NEW YORK – The measles virus likely diverged from its closest known relative, the now-extinct cow pathogen Rinderpest morbillivirus, more than 2,000 years ago, according to a new study.
An international team of researchers sequenced the genome of a measles virus, Measles morbillivirus, dating back to 1912 and analyzed it in relation to other measles virus and related virus genomes. Measles is a highly contagious disease marked by rash, fever, and sore throat and a runny nose, and it used to affect most children before a vaccine was developed in the 1960s.
When measles first became endemic in the human population is not clear, and researchers led by the Robert Koch Institute's Sébastien Calvignac-Spencer used the measles virus genomes they sequenced and other samples to determine when the Measles morbillivirus and Rinderpest morbillivirus lineages diverged.
"Our analyses show that the measles virus potentially arose as early as the sixth century BCE, possibly coinciding with the rise of large cities," Calvignac-Spencer and his colleagues wrote in their paper, which appeared on Thursday in Science.
To find measles samples older than the 1954 strain used to develop the first vaccine, the researchers sifted through a pathology collection of lung specimens. Within that set, they uncovered a sample from a patient from 1912 with fatal measles-related bronchopneumonia that harbored measles genetic material. They sequenced that sample to generate 10,960 unique measles virus reads, which enabled the researchers to piece together a near-complete measles virus genome from 1912.
The researchers additionally uncovered two pre-vaccine-era measles virus samples isolated in 1960 by the National Reference Laboratory in Prague, and sequenced them to a mean 109X and 70X coverage, finding they differed at only four sites.
A phylogenetic analysis placed the 1912 measles virus genome as a sister lineage to all the modern genomes, and the 1960s measles virus genomes clustered with the 1954 strain used to develop the first vaccine.
Using these genomes as well as Rinderpest morbillivirus and Peste des petits ruminants virus genomes, the researchers were able to discern that Rinderpest morbillivirus and the measles virus lineages likely split around 528 BC.

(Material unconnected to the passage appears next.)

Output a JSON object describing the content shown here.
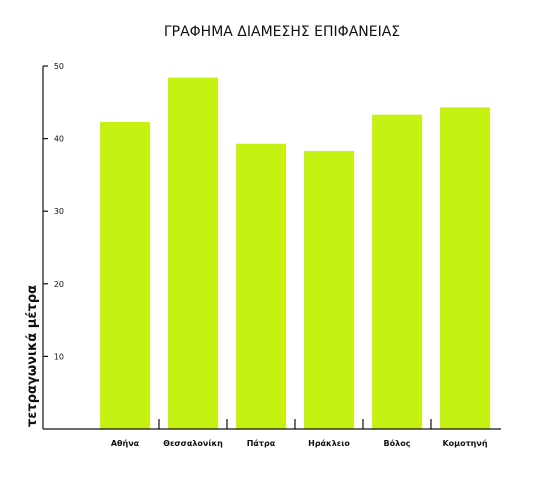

This timing coincides with population growth and the rise of cities in Europe and Asia, which the researchers noted may have enabled the virus to get a toehold within the human population to become endemic.
Based on this, they hypothesized that a common ancestor of Measles morbillivirus and Rinderpest morbillivirus may have circulated in cattle and likely made a number of entrees into the human population, but was limited by its small size. But once populations passed a critical mark, this ancestor of the modern measles virus began to circulate as a human pathogen.

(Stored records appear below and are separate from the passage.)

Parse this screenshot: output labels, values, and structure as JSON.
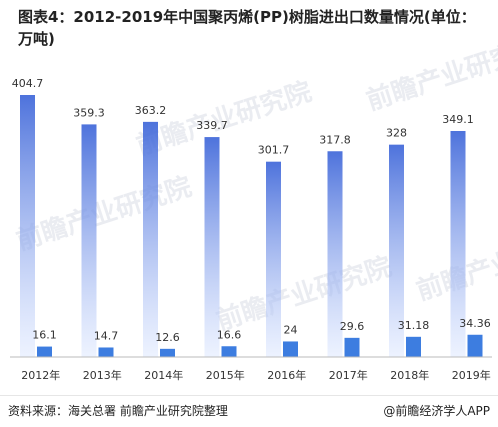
{
  "title": "图表4：2012-2019年中国聚丙烯(PP)树脂进出口数量情况(单位：万吨)",
  "source": "资料来源：海关总署 前瞻产业研究院整理",
  "brand": "@前瞻经济学人APP",
  "watermark": "前瞻产业研究院",
  "colors": {
    "import_top": "#3a63d8",
    "import_bottom": "#dbe6ff",
    "export": "#3d7de0",
    "axis": "#bbbbbb",
    "label": "#333333"
  },
  "chart_data": {
    "type": "bar",
    "categories": [
      "2012年",
      "2013年",
      "2014年",
      "2015年",
      "2016年",
      "2017年",
      "2018年",
      "2019年"
    ],
    "series": [
      {
        "values": [
          404.7,
          359.3,
          363.2,
          339.7,
          301.7,
          317.8,
          328,
          349.1
        ]
      },
      {
        "values": [
          16.1,
          14.7,
          12.6,
          16.6,
          24,
          29.6,
          31.18,
          34.36
        ]
      }
    ],
    "value_labels": [
      [
        "404.7",
        "359.3",
        "363.2",
        "339.7",
        "301.7",
        "317.8",
        "328",
        "349.1"
      ],
      [
        "16.1",
        "14.7",
        "12.6",
        "16.6",
        "24",
        "29.6",
        "31.18",
        "34.36"
      ]
    ],
    "ylim": [
      0,
      404.7
    ],
    "grid": false,
    "legend": "none"
  }
}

In an accompanying commentary, Simon Ho from the University of Sydney and Sebastián Duchêne from the University of Melbourne wrote that this idea is consistent with findings from other studies that suggest the increasing size of human settlements enable the spread of infectious pathogens, such as the plague bacterium.

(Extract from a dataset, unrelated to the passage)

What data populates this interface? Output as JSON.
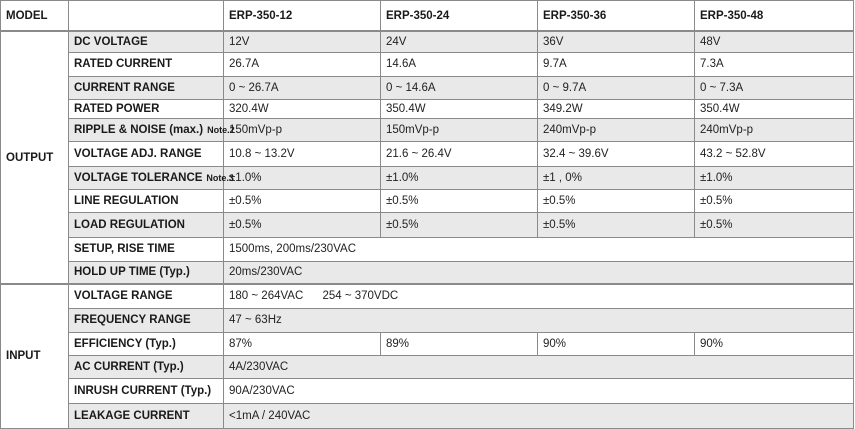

Calvignac-Spencer and his colleagues noted, though, that formally proving this scenario would require archaeological genomic evidence.
More broadly, Ho and Duchêne wrote that similar studies could help refine estimates of when other human pathogens, including SARS-CoV-2, emerged and evolved. Ho noted in a statement that SARS-CoV-2split from its closest known relative decades ago, but likely only made the move to humans recently.
Increased contact between human populations and animal habitats may further affect when pathogens make that jump into people, he added. "The chance of a virus jumping between species will generally increase with the amount of contact," Ho said.